Draco se acercó a mí con una sonrisa pícara. Nuestros dedos se rozaron mientras yo acomoda el cuello de su camisa, creando una conexión íntima y especial que solo nosotros entendíamos, como un pequeño secreto compartido entre nuestros corazones.
—Deberías decirle a tu madre que envíe algunos de sus postres —le sugerí en voz baja, pasando la prenda alrededor de su cuello y acomodándola con delicadeza. Sus labios se curvaron en una sonrisa juguetona mientras mis palabras resonaban en el aire. Sabíamos que esos gestos eran nuestro lenguaje privado, formas de expresar cariño y ternura sin necesidad de palabras. Con el nudo de su corbata bien ajustado, me acerqué a él, nuestros rostros a centímetros de distancia. Mis labios trazaron un camino de amor y devoción en su rostro, dejando claro cuánto lo amaba. Cada beso, un juramento eterno de nuestro amor incondicional.

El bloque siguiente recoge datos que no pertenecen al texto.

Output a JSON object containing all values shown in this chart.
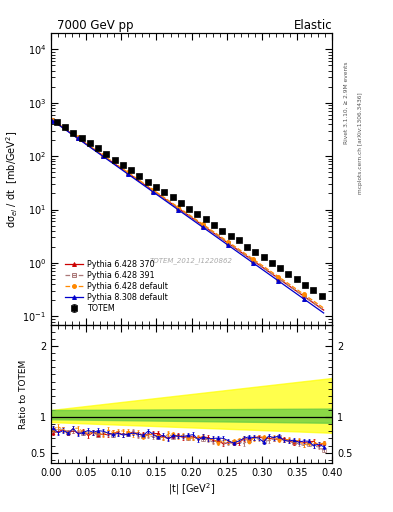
{
  "title_left": "7000 GeV pp",
  "title_right": "Elastic",
  "ylabel_main": "dσ$_{el}$ / dt  [mb/GeV$^2$]",
  "ylabel_ratio": "Ratio to TOTEM",
  "xlabel": "|t| [GeV$^2$]",
  "right_label_top": "Rivet 3.1.10, ≥ 2.9M events",
  "right_label_bottom": "mcplots.cern.ch [arXiv:1306.3436]",
  "watermark": "TOTEM_2012_I1220862",
  "xlim": [
    0.0,
    0.4
  ],
  "ylim_main": [
    0.07,
    20000
  ],
  "ylim_ratio": [
    0.35,
    2.3
  ],
  "legend_entries": [
    "TOTEM",
    "Pythia 6.428 370",
    "Pythia 6.428 391",
    "Pythia 6.428 default",
    "Pythia 8.308 default"
  ],
  "totem_color": "#000000",
  "pythia_colors": [
    "#cc0000",
    "#aa7777",
    "#ff8800",
    "#0000cc"
  ],
  "pythia_fill_colors": [
    "#cc0000",
    "none",
    "#ff8800",
    "#0000cc"
  ],
  "pythia_styles": [
    "-",
    "--",
    "--",
    "-"
  ],
  "pythia_markers": [
    "^",
    "s",
    "o",
    "^"
  ],
  "background_color": "#ffffff"
}
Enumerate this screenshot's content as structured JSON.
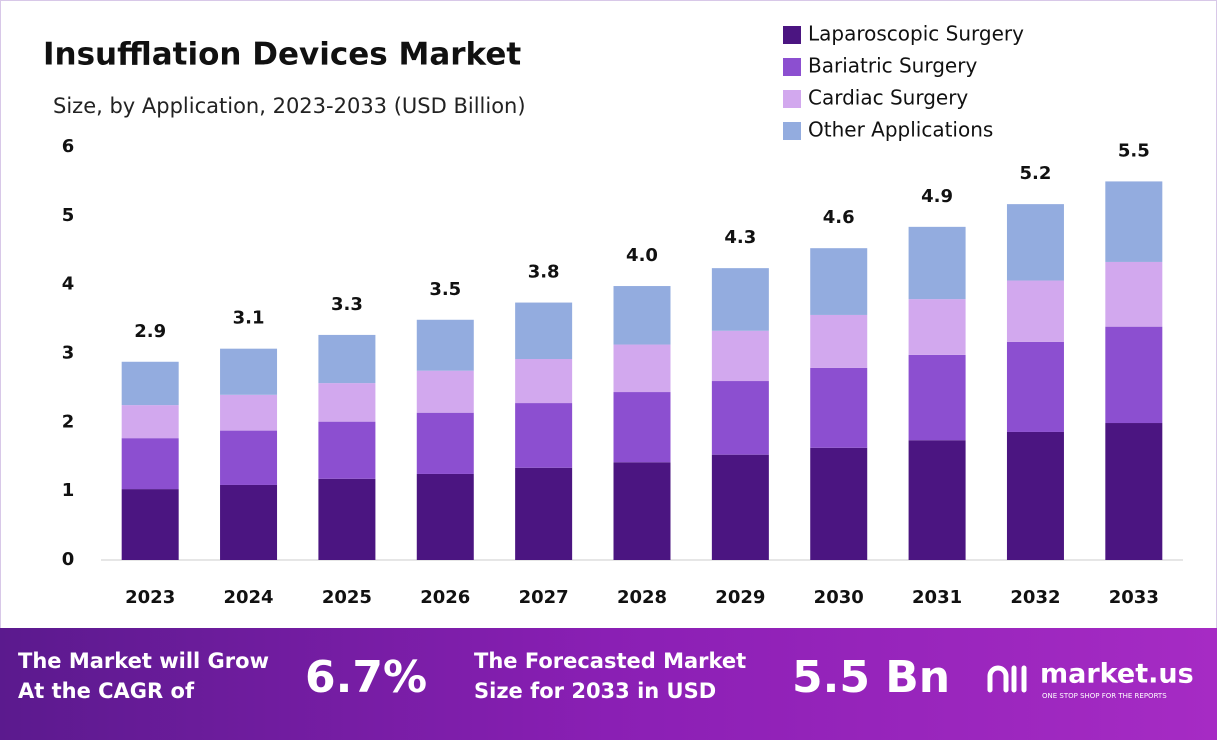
{
  "chart_data": {
    "type": "stacked_bar",
    "title": "Insufflation Devices Market",
    "subtitle": "Size, by Application, 2023-2033 (USD Billion)",
    "categories": [
      "2023",
      "2024",
      "2025",
      "2026",
      "2027",
      "2028",
      "2029",
      "2030",
      "2031",
      "2032",
      "2033"
    ],
    "series": [
      {
        "name": "Laparoscopic Surgery",
        "color": "#4b1581",
        "values": [
          1.03,
          1.09,
          1.18,
          1.25,
          1.34,
          1.42,
          1.53,
          1.63,
          1.74,
          1.86,
          1.99
        ]
      },
      {
        "name": "Bariatric Surgery",
        "color": "#8c4fd0",
        "values": [
          0.74,
          0.79,
          0.83,
          0.89,
          0.94,
          1.02,
          1.07,
          1.16,
          1.24,
          1.31,
          1.4
        ]
      },
      {
        "name": "Cardiac Surgery",
        "color": "#d2a8ee",
        "values": [
          0.48,
          0.52,
          0.56,
          0.61,
          0.64,
          0.69,
          0.73,
          0.77,
          0.81,
          0.89,
          0.94
        ]
      },
      {
        "name": "Other Applications",
        "color": "#93acdf",
        "values": [
          0.63,
          0.67,
          0.7,
          0.74,
          0.82,
          0.85,
          0.91,
          0.97,
          1.05,
          1.11,
          1.17
        ]
      }
    ],
    "totals": [
      {
        "value": 2.9,
        "label": "2.9"
      },
      {
        "value": 3.1,
        "label": "3.1"
      },
      {
        "value": 3.3,
        "label": "3.3"
      },
      {
        "value": 3.5,
        "label": "3.5"
      },
      {
        "value": 3.8,
        "label": "3.8"
      },
      {
        "value": 4.0,
        "label": "4.0"
      },
      {
        "value": 4.3,
        "label": "4.3"
      },
      {
        "value": 4.6,
        "label": "4.6"
      },
      {
        "value": 4.9,
        "label": "4.9"
      },
      {
        "value": 5.2,
        "label": "5.2"
      },
      {
        "value": 5.5,
        "label": "5.5"
      }
    ],
    "ylim": [
      0,
      6
    ],
    "yticks": [
      0,
      1,
      2,
      3,
      4,
      5,
      6
    ],
    "grid": false,
    "legend": "top-right"
  },
  "footer": {
    "cagr_text": [
      "The Market will Grow",
      "At the CAGR of"
    ],
    "cagr": "6.7%",
    "forecast_text": [
      "The Forecasted Market",
      "Size for 2033 in USD"
    ],
    "forecast": "5.5 Bn",
    "brand": "market.us",
    "tagline": "ONE STOP SHOP FOR THE REPORTS"
  }
}
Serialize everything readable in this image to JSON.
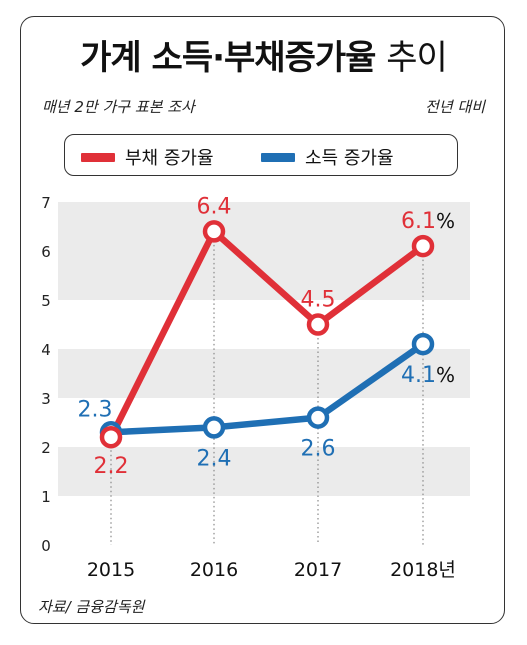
{
  "title": {
    "main": "가계 소득·부채증가율",
    "suffix": "추이"
  },
  "subtitle_left": "매년 2만 가구 표본 조사",
  "subtitle_right": "전년 대비",
  "source": "자료/ 금융감독원",
  "chart_data": {
    "type": "line",
    "categories": [
      "2015",
      "2016",
      "2017",
      "2018년"
    ],
    "ylim": [
      0,
      7
    ],
    "yticks": [
      "0",
      "1",
      "2",
      "3",
      "4",
      "5",
      "6",
      "7"
    ],
    "grid": "alternating horizontal bands",
    "legend_position": "top",
    "series": [
      {
        "name": "부채 증가율",
        "color": "#e03038",
        "values": [
          2.2,
          6.4,
          4.5,
          6.1
        ],
        "labels": [
          "2.2",
          "6.4",
          "4.5",
          "6.1"
        ],
        "last_suffix": "%"
      },
      {
        "name": "소득 증가율",
        "color": "#1f6fb4",
        "values": [
          2.3,
          2.4,
          2.6,
          4.1
        ],
        "labels": [
          "2.3",
          "2.4",
          "2.6",
          "4.1"
        ],
        "last_suffix": "%"
      }
    ]
  }
}
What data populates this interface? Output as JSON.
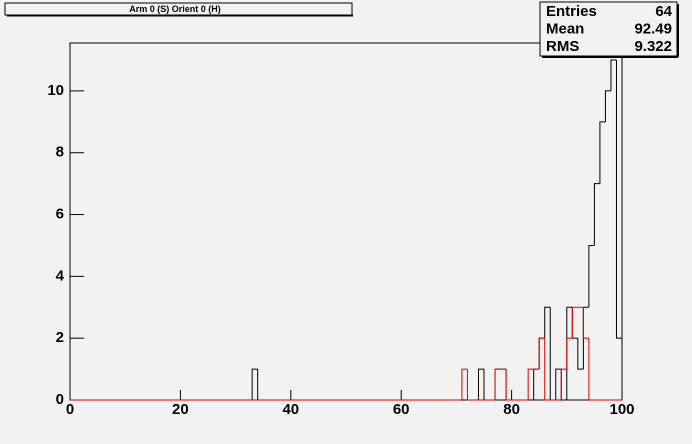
{
  "chart_data": {
    "type": "histogram",
    "title": "Arm 0 (S) Orient 0 (H)",
    "stats": {
      "labels": [
        "Entries",
        "Mean",
        "RMS"
      ],
      "values": [
        64,
        92.49,
        9.322
      ],
      "value_labels": [
        "64",
        "92.49",
        "9.322"
      ]
    },
    "bins": [
      0,
      1,
      2,
      3,
      4,
      5,
      6,
      7,
      8,
      9,
      10,
      11,
      12,
      13,
      14,
      15,
      16,
      17,
      18,
      19,
      20,
      21,
      22,
      23,
      24,
      25,
      26,
      27,
      28,
      29,
      30,
      31,
      32,
      33,
      34,
      35,
      36,
      37,
      38,
      39,
      40,
      41,
      42,
      43,
      44,
      45,
      46,
      47,
      48,
      49,
      50,
      51,
      52,
      53,
      54,
      55,
      56,
      57,
      58,
      59,
      60,
      61,
      62,
      63,
      64,
      65,
      66,
      67,
      68,
      69,
      70,
      71,
      72,
      73,
      74,
      75,
      76,
      77,
      78,
      79,
      80,
      81,
      82,
      83,
      84,
      85,
      86,
      87,
      88,
      89,
      90,
      91,
      92,
      93,
      94,
      95,
      96,
      97,
      98,
      99,
      100
    ],
    "series": [
      {
        "color": "#000000",
        "values": [
          0,
          0,
          0,
          0,
          0,
          0,
          0,
          0,
          0,
          0,
          0,
          0,
          0,
          0,
          0,
          0,
          0,
          0,
          0,
          0,
          0,
          0,
          0,
          0,
          0,
          0,
          0,
          0,
          0,
          0,
          0,
          0,
          0,
          1,
          0,
          0,
          0,
          0,
          0,
          0,
          0,
          0,
          0,
          0,
          0,
          0,
          0,
          0,
          0,
          0,
          0,
          0,
          0,
          0,
          0,
          0,
          0,
          0,
          0,
          0,
          0,
          0,
          0,
          0,
          0,
          0,
          0,
          0,
          0,
          0,
          0,
          0,
          0,
          0,
          1,
          0,
          0,
          1,
          1,
          0,
          0,
          0,
          0,
          0,
          1,
          2,
          3,
          0,
          1,
          0,
          3,
          2,
          1,
          3,
          5,
          7,
          9,
          10,
          11,
          2
        ]
      },
      {
        "color": "#e00000",
        "values": [
          0,
          0,
          0,
          0,
          0,
          0,
          0,
          0,
          0,
          0,
          0,
          0,
          0,
          0,
          0,
          0,
          0,
          0,
          0,
          0,
          0,
          0,
          0,
          0,
          0,
          0,
          0,
          0,
          0,
          0,
          0,
          0,
          0,
          0,
          0,
          0,
          0,
          0,
          0,
          0,
          0,
          0,
          0,
          0,
          0,
          0,
          0,
          0,
          0,
          0,
          0,
          0,
          0,
          0,
          0,
          0,
          0,
          0,
          0,
          0,
          0,
          0,
          0,
          0,
          0,
          0,
          0,
          0,
          0,
          0,
          0,
          1,
          0,
          0,
          0,
          0,
          0,
          1,
          1,
          0,
          0,
          0,
          0,
          1,
          1,
          2,
          0,
          0,
          0,
          1,
          2,
          3,
          3,
          2,
          0,
          0,
          0,
          0,
          0,
          0
        ]
      }
    ],
    "xlim": [
      0,
      100
    ],
    "xticks": [
      0,
      20,
      40,
      60,
      80,
      100
    ],
    "ylim": [
      0,
      11.55
    ],
    "yticks": [
      0,
      2,
      4,
      6,
      8,
      10
    ]
  }
}
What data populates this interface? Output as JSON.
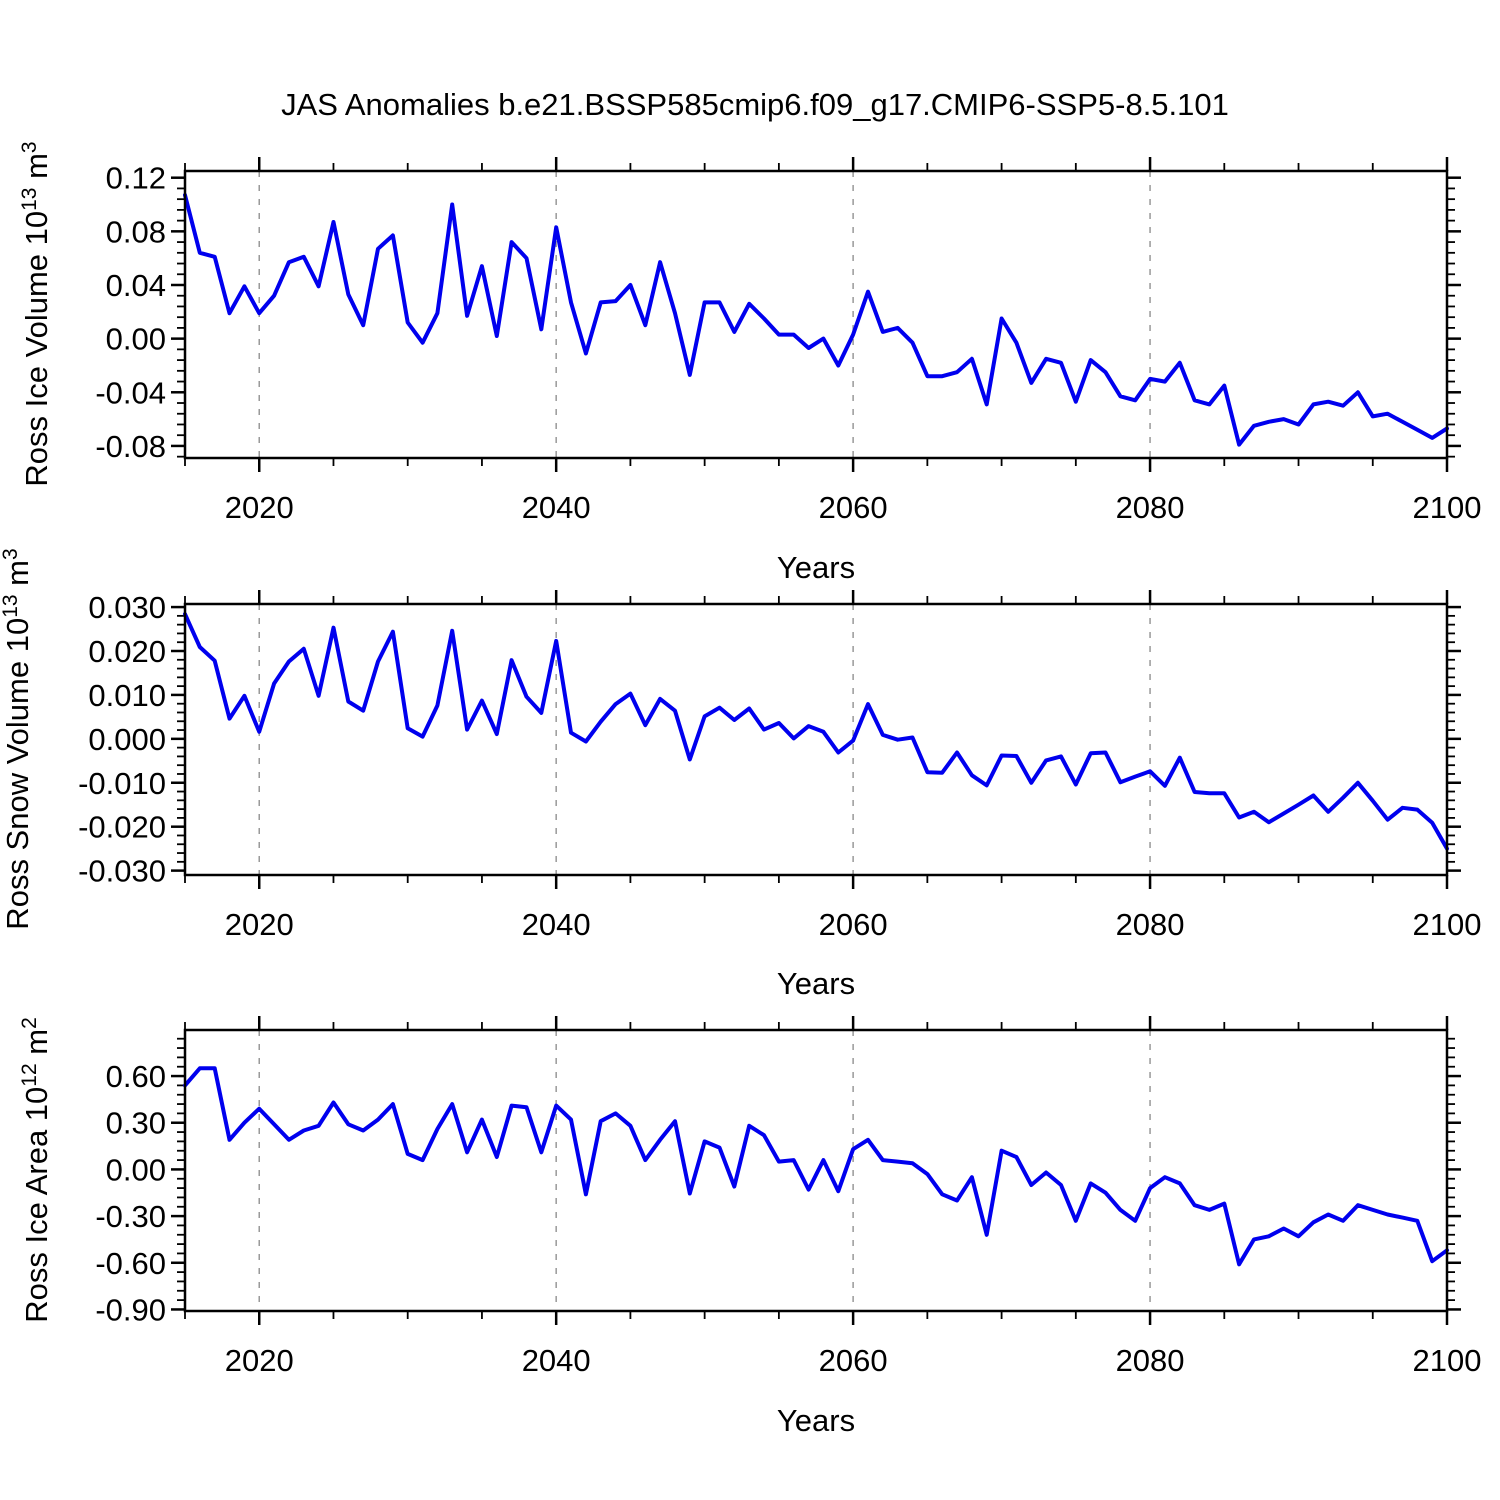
{
  "title": "JAS Anomalies b.e21.BSSP585cmip6.f09_g17.CMIP6-SSP5-8.5.101",
  "colors": {
    "line": "#0000ee",
    "grid": "#999999",
    "axis": "#000000"
  },
  "x": {
    "label": "Years",
    "start": 2015,
    "end": 2100,
    "ticks": [
      "2020",
      "2040",
      "2060",
      "2080",
      "2100"
    ],
    "tick_values": [
      2020,
      2040,
      2060,
      2080,
      2100
    ],
    "minor_step": 5,
    "gridlines": [
      2020,
      2040,
      2060,
      2080
    ]
  },
  "chart_data": [
    {
      "type": "line",
      "name": "ross-ice-volume",
      "ylabel_parts": [
        [
          "t",
          "Ross Ice Volume 10"
        ],
        [
          "s",
          "13"
        ],
        [
          "t",
          " m"
        ],
        [
          "s",
          "3"
        ]
      ],
      "ylim": [
        -0.089,
        0.125
      ],
      "yticks": [
        {
          "v": 0.12,
          "label": "0.12"
        },
        {
          "v": 0.08,
          "label": "0.08"
        },
        {
          "v": 0.04,
          "label": "0.04"
        },
        {
          "v": 0.0,
          "label": "0.00"
        },
        {
          "v": -0.04,
          "label": "-0.04"
        },
        {
          "v": -0.08,
          "label": "-0.08"
        }
      ],
      "ymajor_step": 0.04,
      "yminor_step": 0.008,
      "x0": 2015,
      "values": [
        0.107,
        0.064,
        0.061,
        0.019,
        0.039,
        0.019,
        0.032,
        0.057,
        0.061,
        0.039,
        0.087,
        0.033,
        0.01,
        0.067,
        0.077,
        0.012,
        -0.003,
        0.019,
        0.1,
        0.017,
        0.054,
        0.002,
        0.072,
        0.06,
        0.007,
        0.083,
        0.027,
        -0.011,
        0.027,
        0.028,
        0.04,
        0.01,
        0.057,
        0.019,
        -0.027,
        0.027,
        0.027,
        0.005,
        0.026,
        0.015,
        0.003,
        0.003,
        -0.007,
        0.0,
        -0.02,
        0.003,
        0.035,
        0.005,
        0.008,
        -0.003,
        -0.028,
        -0.028,
        -0.025,
        -0.015,
        -0.049,
        0.015,
        -0.003,
        -0.033,
        -0.015,
        -0.018,
        -0.047,
        -0.016,
        -0.025,
        -0.043,
        -0.046,
        -0.03,
        -0.032,
        -0.018,
        -0.046,
        -0.049,
        -0.035,
        -0.079,
        -0.065,
        -0.062,
        -0.06,
        -0.064,
        -0.049,
        -0.047,
        -0.05,
        -0.04,
        -0.058,
        -0.056,
        -0.062,
        -0.068,
        -0.074,
        -0.067
      ]
    },
    {
      "type": "line",
      "name": "ross-snow-volume",
      "ylabel_parts": [
        [
          "t",
          "Ross Snow Volume 10"
        ],
        [
          "s",
          "13"
        ],
        [
          "t",
          " m"
        ],
        [
          "s",
          "3"
        ]
      ],
      "ylim": [
        -0.031,
        0.0307
      ],
      "yticks": [
        {
          "v": 0.03,
          "label": "0.030"
        },
        {
          "v": 0.02,
          "label": "0.020"
        },
        {
          "v": 0.01,
          "label": "0.010"
        },
        {
          "v": 0.0,
          "label": "0.000"
        },
        {
          "v": -0.01,
          "label": "-0.010"
        },
        {
          "v": -0.02,
          "label": "-0.020"
        },
        {
          "v": -0.03,
          "label": "-0.030"
        }
      ],
      "ymajor_step": 0.01,
      "yminor_step": 0.002,
      "x0": 2015,
      "values": [
        0.0284,
        0.0209,
        0.0178,
        0.0046,
        0.0098,
        0.0016,
        0.0126,
        0.0176,
        0.0205,
        0.0098,
        0.0253,
        0.0085,
        0.0064,
        0.0176,
        0.0244,
        0.0024,
        0.0005,
        0.0076,
        0.0246,
        0.0021,
        0.0087,
        0.0011,
        0.0179,
        0.0096,
        0.0059,
        0.0223,
        0.0014,
        -0.0006,
        0.0039,
        0.0079,
        0.0103,
        0.0031,
        0.0091,
        0.0064,
        -0.0047,
        0.0051,
        0.0071,
        0.0043,
        0.0069,
        0.0021,
        0.0036,
        0.0001,
        0.0029,
        0.0016,
        -0.0031,
        -0.0004,
        0.0079,
        0.0009,
        -0.0002,
        0.0003,
        -0.0076,
        -0.0077,
        -0.0031,
        -0.0083,
        -0.0106,
        -0.0038,
        -0.0039,
        -0.01,
        -0.0049,
        -0.004,
        -0.0104,
        -0.0033,
        -0.0031,
        -0.0099,
        -0.0086,
        -0.0074,
        -0.0107,
        -0.0043,
        -0.0121,
        -0.0124,
        -0.0124,
        -0.0179,
        -0.0166,
        -0.019,
        -0.017,
        -0.015,
        -0.0129,
        -0.0166,
        -0.0134,
        -0.01,
        -0.0141,
        -0.0184,
        -0.0157,
        -0.0161,
        -0.0191,
        -0.025
      ]
    },
    {
      "type": "line",
      "name": "ross-ice-area",
      "ylabel_parts": [
        [
          "t",
          "Ross Ice Area 10"
        ],
        [
          "s",
          "12"
        ],
        [
          "t",
          " m"
        ],
        [
          "s",
          "2"
        ]
      ],
      "ylim": [
        -0.91,
        0.896
      ],
      "yticks": [
        {
          "v": 0.6,
          "label": "0.60"
        },
        {
          "v": 0.3,
          "label": "0.30"
        },
        {
          "v": 0.0,
          "label": "0.00"
        },
        {
          "v": -0.3,
          "label": "-0.30"
        },
        {
          "v": -0.6,
          "label": "-0.60"
        },
        {
          "v": -0.9,
          "label": "-0.90"
        }
      ],
      "ymajor_step": 0.3,
      "yminor_step": 0.06,
      "x0": 2015,
      "values": [
        0.54,
        0.65,
        0.65,
        0.19,
        0.3,
        0.39,
        0.29,
        0.19,
        0.25,
        0.28,
        0.43,
        0.29,
        0.25,
        0.32,
        0.42,
        0.1,
        0.06,
        0.26,
        0.42,
        0.11,
        0.32,
        0.08,
        0.41,
        0.4,
        0.11,
        0.41,
        0.32,
        -0.16,
        0.31,
        0.36,
        0.28,
        0.06,
        0.19,
        0.31,
        -0.155,
        0.18,
        0.14,
        -0.11,
        0.28,
        0.22,
        0.05,
        0.06,
        -0.13,
        0.06,
        -0.14,
        0.13,
        0.19,
        0.06,
        0.05,
        0.04,
        -0.03,
        -0.16,
        -0.2,
        -0.05,
        -0.42,
        0.12,
        0.08,
        -0.1,
        -0.02,
        -0.1,
        -0.33,
        -0.09,
        -0.15,
        -0.26,
        -0.33,
        -0.12,
        -0.05,
        -0.09,
        -0.23,
        -0.26,
        -0.22,
        -0.61,
        -0.45,
        -0.43,
        -0.38,
        -0.43,
        -0.34,
        -0.29,
        -0.33,
        -0.23,
        -0.26,
        -0.29,
        -0.31,
        -0.33,
        -0.59,
        -0.52
      ]
    }
  ]
}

—Te amo —susurré, dejando que esas palabras se deslizaran sobre su piel, y sentí cómo el mundo a nuestro alrededor desaparecía, dejándonos inmersos en un universo solo para nosotros dos.
—Te amo aún más —respondió él, sonriendo sobre mis labios.
A pesar de mis dudas, no podía negar que Draco tenía un poder sobre mí que trascendía cualquier lógica. Su presencia era como un bálsamo para mi alma herida, una luz en medio de la oscuridad que me envolvía. En sus ojos, encontraba un reflejo de la pasión y la intensidad que ardía en mi interior. Su sonrisa, tan sutil y magnética, me hacía creer en la posibilidad de un amor verdadero.
Cada gesto suyo, cada mirada furtiva, eran como pinceladas de un cuadro perfecto que se pintaba en nuestra historia. Aunque el destino nos desafiaba y el mundo nos miraba con envidia, nuestra conexión era tan fuerte que nada ni nadie podía separarnos. En ese momento, con Draco a mi lado, me sentía viva, valiente y dispuesta a enfrentar cualquier obstáculo que se interpusiera en nuestro camino.
Pasado un rato, retomamos nuestro itinerario del día, hasta que un encuentro inesperado nos detuvo en el corredor.
—Camila, es un placer verte —Dumbledore saludó cordialmente, dirigiendo luego su mirada hacia Draco con una expresión igual de amigable.
—Estoy de acuerdo, director —respondí con una sonrisa algo incierta, sintiendo que la presencia de Dumbledore auguraba un mal presagio.
Hace mucho que no lo veía... bueno, hace mucho que no mantenía una conversación real con él. Hablar con Dumbledore significaría abrir la puerta a todos mis pensamientos más oscuros y enfrentar lo que había estado evitando durante tanto tiempo. Sabía que en algún momento tendría que volver a verle, pero ¿cómo hacerlo sin resultar herida?
—Lamento la indiscreción, pero necesito hablar contigo. Es urgente —pidió de la manera más amable posible. Su urgencia era evidente, lo cual me resultaba extraño. ¿Por qué estaba tan impaciente? Eso no podía ser una buena señal.
—C-claro... —acepté con dificultad, volteando a ver a Draco y apenas despidiéndome con la mano, pues Dumbledore optó por el camino fácil y nos teletransportó directamente a su oficina. El pensadero ya estaba posicionado y listo para ser utilizado; eso solo aumentó mis temores.